Kaynak: http://www.moskovalife.com/
“Kocayan evrenin bu ak saçlarını
Tabutları her gün görmüyor muyuz?”
Derjavin
Tabutları her gün görmüyor muyuz?”
Derjavin
Tabutçu Adriyan Prohorov’un son parça eşyaları da cenaze arabasına
yüklenmiş, bir çift sıska beygir, dördüncü keredir, Basmannaya’dan yola çıkarak
tabutçunun taşınmış olduğu Nikitinskaya’ya sürüklemişlerdi gövdelerini.
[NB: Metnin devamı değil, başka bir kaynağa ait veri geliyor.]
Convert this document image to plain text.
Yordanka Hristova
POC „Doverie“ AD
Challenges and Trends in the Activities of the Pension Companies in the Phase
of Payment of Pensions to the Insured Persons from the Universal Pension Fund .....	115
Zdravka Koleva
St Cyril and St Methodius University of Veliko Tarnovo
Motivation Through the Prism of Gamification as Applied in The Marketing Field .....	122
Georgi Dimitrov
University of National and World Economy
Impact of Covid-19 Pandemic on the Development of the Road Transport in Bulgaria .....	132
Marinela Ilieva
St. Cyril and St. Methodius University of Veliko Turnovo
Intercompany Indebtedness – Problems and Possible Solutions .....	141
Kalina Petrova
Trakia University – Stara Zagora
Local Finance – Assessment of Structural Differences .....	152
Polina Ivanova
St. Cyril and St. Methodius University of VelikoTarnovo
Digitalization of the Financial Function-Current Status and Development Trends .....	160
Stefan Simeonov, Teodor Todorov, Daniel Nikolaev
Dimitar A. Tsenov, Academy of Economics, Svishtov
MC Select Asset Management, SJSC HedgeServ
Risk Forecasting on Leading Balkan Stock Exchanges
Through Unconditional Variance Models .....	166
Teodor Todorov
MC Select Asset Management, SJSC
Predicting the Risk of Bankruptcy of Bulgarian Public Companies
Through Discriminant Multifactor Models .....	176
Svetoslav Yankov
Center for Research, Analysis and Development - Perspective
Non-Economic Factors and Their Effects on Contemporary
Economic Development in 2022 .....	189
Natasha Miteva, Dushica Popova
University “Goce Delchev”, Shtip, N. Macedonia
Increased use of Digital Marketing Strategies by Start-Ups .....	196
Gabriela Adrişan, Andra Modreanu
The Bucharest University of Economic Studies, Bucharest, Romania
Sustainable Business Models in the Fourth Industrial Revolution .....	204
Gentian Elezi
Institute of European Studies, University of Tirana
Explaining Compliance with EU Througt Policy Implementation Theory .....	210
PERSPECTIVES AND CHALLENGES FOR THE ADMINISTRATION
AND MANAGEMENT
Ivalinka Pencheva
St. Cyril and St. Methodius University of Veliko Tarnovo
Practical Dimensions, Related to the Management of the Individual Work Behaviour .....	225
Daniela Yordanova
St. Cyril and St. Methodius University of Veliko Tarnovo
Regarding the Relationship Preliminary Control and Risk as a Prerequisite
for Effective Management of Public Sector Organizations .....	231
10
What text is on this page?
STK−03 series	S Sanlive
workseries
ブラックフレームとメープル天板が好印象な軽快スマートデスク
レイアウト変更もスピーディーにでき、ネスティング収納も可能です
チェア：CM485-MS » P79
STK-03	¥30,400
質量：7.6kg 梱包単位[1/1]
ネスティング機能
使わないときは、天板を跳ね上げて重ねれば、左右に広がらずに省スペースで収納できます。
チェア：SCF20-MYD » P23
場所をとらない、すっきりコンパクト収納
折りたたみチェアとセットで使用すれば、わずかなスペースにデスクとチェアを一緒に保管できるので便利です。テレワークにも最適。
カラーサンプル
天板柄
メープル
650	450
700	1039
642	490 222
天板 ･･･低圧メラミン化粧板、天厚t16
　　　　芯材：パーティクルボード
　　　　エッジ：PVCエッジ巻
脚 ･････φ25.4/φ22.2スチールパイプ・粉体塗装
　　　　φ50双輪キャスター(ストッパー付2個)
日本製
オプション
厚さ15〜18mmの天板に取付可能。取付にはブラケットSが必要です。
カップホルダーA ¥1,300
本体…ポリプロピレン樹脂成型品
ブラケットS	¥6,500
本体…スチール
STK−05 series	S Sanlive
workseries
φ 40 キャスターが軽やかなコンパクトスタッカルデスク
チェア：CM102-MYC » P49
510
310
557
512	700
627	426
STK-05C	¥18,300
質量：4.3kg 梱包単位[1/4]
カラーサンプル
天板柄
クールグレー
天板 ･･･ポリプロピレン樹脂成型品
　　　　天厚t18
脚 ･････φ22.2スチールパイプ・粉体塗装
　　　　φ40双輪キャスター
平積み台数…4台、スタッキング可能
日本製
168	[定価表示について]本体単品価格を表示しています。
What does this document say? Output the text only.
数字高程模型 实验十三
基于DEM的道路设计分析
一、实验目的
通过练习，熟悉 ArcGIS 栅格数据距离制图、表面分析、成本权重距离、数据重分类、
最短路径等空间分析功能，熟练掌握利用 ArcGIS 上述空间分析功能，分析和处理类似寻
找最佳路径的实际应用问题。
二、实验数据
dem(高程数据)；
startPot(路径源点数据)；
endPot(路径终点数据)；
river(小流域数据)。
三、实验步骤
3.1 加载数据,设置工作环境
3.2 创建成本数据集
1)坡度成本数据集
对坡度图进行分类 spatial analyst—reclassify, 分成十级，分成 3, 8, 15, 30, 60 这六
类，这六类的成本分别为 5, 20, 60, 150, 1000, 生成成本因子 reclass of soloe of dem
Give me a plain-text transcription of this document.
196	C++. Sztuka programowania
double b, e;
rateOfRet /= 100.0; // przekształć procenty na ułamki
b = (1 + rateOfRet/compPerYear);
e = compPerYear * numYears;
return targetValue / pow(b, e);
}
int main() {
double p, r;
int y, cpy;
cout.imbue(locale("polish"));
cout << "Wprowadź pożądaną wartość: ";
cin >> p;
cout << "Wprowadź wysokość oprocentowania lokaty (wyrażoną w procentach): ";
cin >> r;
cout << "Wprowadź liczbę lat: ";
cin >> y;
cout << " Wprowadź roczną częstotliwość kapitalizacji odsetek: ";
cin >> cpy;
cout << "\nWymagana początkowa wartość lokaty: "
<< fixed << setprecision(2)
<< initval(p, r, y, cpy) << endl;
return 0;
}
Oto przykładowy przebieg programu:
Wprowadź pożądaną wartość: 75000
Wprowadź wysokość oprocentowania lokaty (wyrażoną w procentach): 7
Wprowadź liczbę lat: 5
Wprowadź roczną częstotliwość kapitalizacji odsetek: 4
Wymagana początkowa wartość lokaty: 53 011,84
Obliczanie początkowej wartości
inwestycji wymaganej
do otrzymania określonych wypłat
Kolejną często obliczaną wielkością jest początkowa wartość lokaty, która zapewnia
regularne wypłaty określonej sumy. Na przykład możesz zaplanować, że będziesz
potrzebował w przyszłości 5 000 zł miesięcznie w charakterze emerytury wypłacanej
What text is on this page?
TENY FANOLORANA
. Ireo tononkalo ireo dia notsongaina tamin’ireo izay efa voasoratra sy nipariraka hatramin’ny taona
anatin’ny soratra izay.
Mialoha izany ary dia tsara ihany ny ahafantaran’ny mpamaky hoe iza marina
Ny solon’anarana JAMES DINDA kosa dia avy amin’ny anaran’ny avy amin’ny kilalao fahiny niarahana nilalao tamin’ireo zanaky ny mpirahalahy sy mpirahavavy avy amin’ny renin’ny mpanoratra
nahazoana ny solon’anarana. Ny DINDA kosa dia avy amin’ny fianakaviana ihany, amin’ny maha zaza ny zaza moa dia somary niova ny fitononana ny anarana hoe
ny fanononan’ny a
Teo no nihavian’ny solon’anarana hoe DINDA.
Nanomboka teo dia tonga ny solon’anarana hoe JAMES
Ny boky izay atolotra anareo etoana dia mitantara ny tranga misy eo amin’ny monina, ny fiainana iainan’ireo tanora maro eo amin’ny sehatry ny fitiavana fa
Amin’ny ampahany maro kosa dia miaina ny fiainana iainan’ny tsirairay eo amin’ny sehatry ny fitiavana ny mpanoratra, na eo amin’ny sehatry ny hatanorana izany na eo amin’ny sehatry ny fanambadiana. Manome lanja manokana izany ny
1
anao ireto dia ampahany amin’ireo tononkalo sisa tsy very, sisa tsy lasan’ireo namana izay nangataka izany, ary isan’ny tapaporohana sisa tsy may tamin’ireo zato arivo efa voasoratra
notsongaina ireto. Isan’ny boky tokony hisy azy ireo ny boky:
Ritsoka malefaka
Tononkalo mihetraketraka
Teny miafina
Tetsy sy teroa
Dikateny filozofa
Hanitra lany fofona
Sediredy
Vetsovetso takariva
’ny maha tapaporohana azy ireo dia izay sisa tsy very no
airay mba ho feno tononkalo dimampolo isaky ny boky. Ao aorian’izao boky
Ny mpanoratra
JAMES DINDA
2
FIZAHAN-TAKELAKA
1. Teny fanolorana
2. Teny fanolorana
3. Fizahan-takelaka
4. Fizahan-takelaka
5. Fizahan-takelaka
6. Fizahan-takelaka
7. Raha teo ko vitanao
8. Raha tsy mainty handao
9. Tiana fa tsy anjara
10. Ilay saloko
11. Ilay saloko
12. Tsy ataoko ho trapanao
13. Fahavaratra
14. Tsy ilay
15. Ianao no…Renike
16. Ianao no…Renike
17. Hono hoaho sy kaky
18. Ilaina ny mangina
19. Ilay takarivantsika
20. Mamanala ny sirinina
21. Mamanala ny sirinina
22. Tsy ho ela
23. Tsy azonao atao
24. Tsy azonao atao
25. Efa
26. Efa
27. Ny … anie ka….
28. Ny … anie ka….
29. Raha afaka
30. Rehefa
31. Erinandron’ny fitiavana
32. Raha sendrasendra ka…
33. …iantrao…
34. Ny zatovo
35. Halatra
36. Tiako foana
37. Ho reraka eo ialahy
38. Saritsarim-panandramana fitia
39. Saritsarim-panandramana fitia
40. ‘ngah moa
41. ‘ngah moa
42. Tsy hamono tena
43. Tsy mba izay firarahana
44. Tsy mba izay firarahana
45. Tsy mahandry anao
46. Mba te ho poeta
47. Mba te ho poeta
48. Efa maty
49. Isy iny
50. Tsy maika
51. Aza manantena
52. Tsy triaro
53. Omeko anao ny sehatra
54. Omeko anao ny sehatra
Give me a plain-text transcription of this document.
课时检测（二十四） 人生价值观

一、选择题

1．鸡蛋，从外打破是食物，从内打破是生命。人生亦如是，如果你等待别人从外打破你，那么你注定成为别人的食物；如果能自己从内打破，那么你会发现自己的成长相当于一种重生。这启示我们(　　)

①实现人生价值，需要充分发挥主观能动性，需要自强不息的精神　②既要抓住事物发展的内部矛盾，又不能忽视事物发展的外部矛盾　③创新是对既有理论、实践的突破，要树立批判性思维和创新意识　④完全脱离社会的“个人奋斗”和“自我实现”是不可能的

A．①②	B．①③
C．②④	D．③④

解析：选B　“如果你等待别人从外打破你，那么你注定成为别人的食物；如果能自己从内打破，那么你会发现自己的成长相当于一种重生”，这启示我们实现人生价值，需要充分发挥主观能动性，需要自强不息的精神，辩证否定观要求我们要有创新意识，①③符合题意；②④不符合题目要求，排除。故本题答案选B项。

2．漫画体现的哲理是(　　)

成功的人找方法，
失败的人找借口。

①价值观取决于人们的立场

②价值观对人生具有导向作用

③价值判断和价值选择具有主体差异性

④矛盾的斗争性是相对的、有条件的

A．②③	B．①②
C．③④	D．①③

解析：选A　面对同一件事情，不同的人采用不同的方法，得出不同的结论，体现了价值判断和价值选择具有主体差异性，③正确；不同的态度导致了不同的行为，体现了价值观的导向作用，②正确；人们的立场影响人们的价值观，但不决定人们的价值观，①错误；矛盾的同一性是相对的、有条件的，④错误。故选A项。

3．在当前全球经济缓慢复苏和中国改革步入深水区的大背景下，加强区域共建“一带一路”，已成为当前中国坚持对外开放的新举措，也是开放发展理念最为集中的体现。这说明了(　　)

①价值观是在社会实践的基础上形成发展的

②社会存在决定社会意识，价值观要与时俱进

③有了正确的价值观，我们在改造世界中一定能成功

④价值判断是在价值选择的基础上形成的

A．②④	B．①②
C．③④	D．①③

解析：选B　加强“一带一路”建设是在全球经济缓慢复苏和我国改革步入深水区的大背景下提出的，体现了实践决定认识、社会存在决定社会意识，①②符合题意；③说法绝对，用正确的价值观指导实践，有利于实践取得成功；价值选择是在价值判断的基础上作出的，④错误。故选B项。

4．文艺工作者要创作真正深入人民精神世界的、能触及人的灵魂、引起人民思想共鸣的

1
Dükkânını kilitleyen tabutçu evin satılık ve kiralık olduğunu
belirten bir ilan çivileyip yaya olarak yeni evine yollandı. Çoktandır
hayalinde yaşattığı, sonunda oldukça pahalı bir fiyata satın alabildiği sarı
boyalı evceğize yaklaştıkça yaşlı tabutçu içinde hiç de sevince benzer bir
şeyler bulunmadığını hissederek şaşırdı. Yabancı eşikten geçip yeni konutuna
girer girmez tam bir kargaşalığın ortasına düşünce, on sekiz yıldır her şeyin
yerli yerinde, düzen içinde bulunduğu eski, köhne kulübeciğini düşünerek içini
çekti; ellerini ağır tutan her iki kızına ve hizmetçi kadına sövüp sayarak
kendi de onlara yardım etmeye koyuldu.
Çok geçmeden her şey yerini buldu. İkona mahfazası, kap kacak
dolabı, masa, divan ve yatak arka odada kendilerine ayrılmış olan köşelere
yerleştiler. Mutfağa ve oturma odasına ev sahibinin elinden çıkma, renk renk,
irili ufaklı tabutlar, içinde yas şapkaları, yas mantoları ve meşaleler bulunan
dolaplar yerleştirildi. Kapıya, üzerine elinde ters çevrilmiş bir meşale tutan
iri yarı bir aşk tanrısı tasvirinin işlenmiş olduğu bir levha asıldı. Levhada
şu yazı okunmaktaydı: ”Burada işlemeli ve işlemesiz tabutlar satılır, kiraya
verilir, eski tabutlar onarılır.” Kızlar kendilerine ayrılan öndeki aydınlık
odaya çekildiler. Adriyan derlenmiş toplanmış evini bir kere dolaştıktan sonra
pencere önüne oturup semaveri hazırlamalarını emretti.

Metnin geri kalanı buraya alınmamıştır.